I don't know about you, but it makes me feel good when someone asks my opinion on food. I seriously don't consider myself a great cook - a good cook, yes, but great?? I don't think so, I mean I know I still have a ton more to learn. So, when someone asks ME what I would do if I was going to make something a certain way.. I feel pretty dang cool :)
While trying to decide what to do with some chicken wings, Stephen (The Obsessive Chef), asked me if I had any ideas on a glaze for them. He explained to me that he was going to use Indian spices on the chicken and my mind went immediately to mango! For some reason, those two always go together. Check out Stephen's recipe HERE.
Well, I of course didn't have the exact spice he used, so I figured I'd make my own little concoction. The only thing I would have done different would have been to add a tiny bit of turmeric instead of the curry powder. I didn't think I had turmeric, so I left it out, only to find out two days later that I did indeed have turmeric, I just didn't look deep enough in the cabinet! Oh well.. this was still a really fantastic meal!
What helped make it so delicious, were the very simple, very wonderful smashed potatoes (first seen on For the Love of Cooking). Mine don't look that pretty.. sort of plain.. but they were ever so delicious. Did I mention how simple they were to make too? Only thing I will do differently next time (cause there will be a next time) is to add some parmesan cheese right after taking them out of the oven.
Mango Yogurt Marinated Chicken
Adapted from Stephen, The Obsessive Chef
1/4 cup mango chutney
1/4 cup Greek yogurt
1/4 teaspoon cumin
1/8 teaspoon coriander
1/8 teaspoon white pepper
1/8 teaspoon cayenne pepper
1 garlic clove, finely minced
2 large boneless, skinless chicken breasts
In a small bowl, mix together all the ingredients except the chicken, until well combined. Remove 3 Tablespoons of the sauce for later, pour the remaining over the chicken, cover, and refrigerate for 4 hours.
Preheat grill to 375 degrees F and oil the grill grates. Place the chicken on the grill and cover. Grill 6-8 minutes per side or until the chicken reaches an internal temperature of 160-165 degrees. Remove from grill and allow to rest for 3-4 minutes before serving. Serve with reserved sauce. Enjoy!
Recipe courtesy Pam, The Love of Cooking
10-12 Dutch yellow baby potatoes
fresh cracked pepper
Cook the potatoes in boiling water for 15 minutes or until fork tender. Drain and allow to cool a bit.
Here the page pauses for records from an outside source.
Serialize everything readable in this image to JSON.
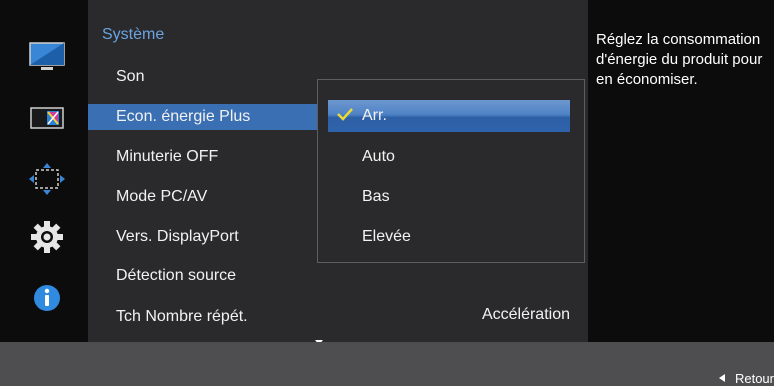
{
  "menu": {
    "title": "Système",
    "items": [
      {
        "label": "Son"
      },
      {
        "label": "Econ. énergie Plus"
      },
      {
        "label": "Minuterie OFF"
      },
      {
        "label": "Mode PC/AV"
      },
      {
        "label": "Vers. DisplayPort"
      },
      {
        "label": "Détection source"
      },
      {
        "label": "Tch Nombre répét.",
        "value": "Accélération"
      }
    ],
    "selected_index": 1
  },
  "dropdown": {
    "options": [
      "Arr.",
      "Auto",
      "Bas",
      "Elevée"
    ],
    "selected_index": 0
  },
  "help": {
    "text": "Réglez la consommation d'énergie du produit pour en économiser."
  },
  "footer": {
    "back_label": "Retour"
  },
  "side_icons": [
    "picture-icon",
    "color-icon",
    "size-position-icon",
    "setup-gear-icon",
    "information-icon"
  ],
  "colors": {
    "accent_blue": "#3a6fb3",
    "title_blue": "#6aa3e0",
    "check_yellow": "#e8d83c"
  }
}
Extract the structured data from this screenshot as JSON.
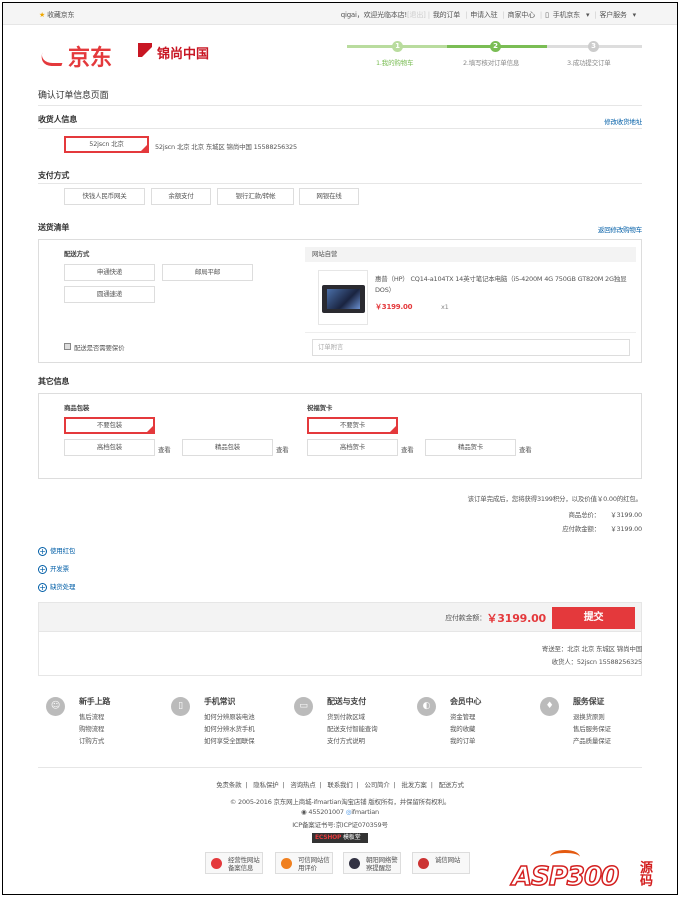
{
  "topbar": {
    "favorite": "收藏京东",
    "user": "qigai，欢迎光临本店!",
    "logout": "[退出]",
    "nav": [
      "我的订单",
      "申请入驻",
      "商家中心",
      "手机京东",
      "客户服务"
    ]
  },
  "logo": {
    "brand": "京东",
    "shop": "锦尚中国"
  },
  "steps": [
    {
      "num": "1",
      "label": "1.我的购物车"
    },
    {
      "num": "2",
      "label": "2.填写核对订单信息"
    },
    {
      "num": "3",
      "label": "3.成功提交订单"
    }
  ],
  "page_title": "确认订单信息页面",
  "receiver": {
    "title": "收货人信息",
    "edit_link": "修改收货地址",
    "selected": "52jscn 北京",
    "detail": "52jscn  北京 北京 东城区 锦尚中国  15588256325"
  },
  "payment": {
    "title": "支付方式",
    "options": [
      "快钱人民币网关",
      "余额支付",
      "银行汇款/转帐",
      "网银在线"
    ]
  },
  "delivery": {
    "title": "送货清单",
    "back_link": "返回修改购物车",
    "method_title": "配送方式",
    "methods": [
      "申通快递",
      "邮局平邮",
      "圆通速递"
    ],
    "insure": "配送是否需要保价",
    "panel_header": "网站自营",
    "product_name": "惠普（HP） CQ14-a104TX 14英寸笔记本电脑（i5-4200M 4G 750GB GT820M 2G独显 DOS）",
    "product_price": "￥3199.00",
    "product_qty": "x1",
    "note_placeholder": "订单附言"
  },
  "other": {
    "title": "其它信息",
    "pack_title": "商品包装",
    "card_title": "祝福贺卡",
    "pack_selected": "不要包装",
    "card_selected": "不要贺卡",
    "packs": [
      "高档包装",
      "精品包装"
    ],
    "cards": [
      "高档贺卡",
      "精品贺卡"
    ],
    "view": "查看"
  },
  "summary": {
    "points_line": "该订单完成后，您将获得3199积分，以及价值￥0.00的红包。",
    "goods_label": "商品总价：",
    "goods_value": "￥3199.00",
    "payable_label": "应付款金额：",
    "payable_value": "￥3199.00"
  },
  "extras": [
    "使用红包",
    "开发票",
    "缺货处理"
  ],
  "paybar": {
    "label": "应付款金额：",
    "amount": "￥3199.00",
    "submit": "提交"
  },
  "shipto": {
    "line1": "寄送至：北京 北京 东城区 锦尚中国",
    "line2": "收货人：52jscn 15588256325"
  },
  "footer_cols": [
    {
      "title": "新手上路",
      "items": [
        "售后流程",
        "购物流程",
        "订购方式"
      ]
    },
    {
      "title": "手机常识",
      "items": [
        "如何分辨原装电池",
        "如何分辨水货手机",
        "如何享受全国联保"
      ]
    },
    {
      "title": "配送与支付",
      "items": [
        "货到付款区域",
        "配送支付智能查询",
        "支付方式说明"
      ]
    },
    {
      "title": "会员中心",
      "items": [
        "资金管理",
        "我的收藏",
        "我的订单"
      ]
    },
    {
      "title": "服务保证",
      "items": [
        "退换货原则",
        "售后服务保证",
        "产品质量保证"
      ]
    }
  ],
  "footer_links": [
    "免责条款",
    "隐私保护",
    "咨询热点",
    "联系我们",
    "公司简介",
    "批发方案",
    "配送方式"
  ],
  "copyright": "© 2005-2016 京东网上商城-ifmartian淘宝店铺 版权所有，并保留所有权利。",
  "qq": "455201007",
  "ww": "ifmartian",
  "icp": "ICP备案证书号:京ICP证070359号",
  "ecshop": {
    "a": "ECSHOP",
    "b": "模板堂"
  },
  "badges": [
    "经营性网站备案信息",
    "可信网站信用评价",
    "朝阳网络警察提醒您",
    "诚信网站"
  ],
  "watermark": {
    "text": "ASP300",
    "cn": "源码"
  },
  "colors": {
    "accent": "#e4393c",
    "link": "#005ea7",
    "step_done": "#7abd54"
  }
}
Preheat oven to 425 degrees F. Place one potato at a time on a paper towel. Fold the paper towel over the potato and carefully smash the potato with the palm of your hand. Place on a baking sheet and continue smashing each potato. Drizzle with olive oil and season with garlic salt and pepper. Roast in the oven for 10-15 minutes or until golden brown, carefully flip the potatoes and continue roasting an additional 10 minutes. Carefully remove from oven and serve with your favorite dipping sauce. Enjoy!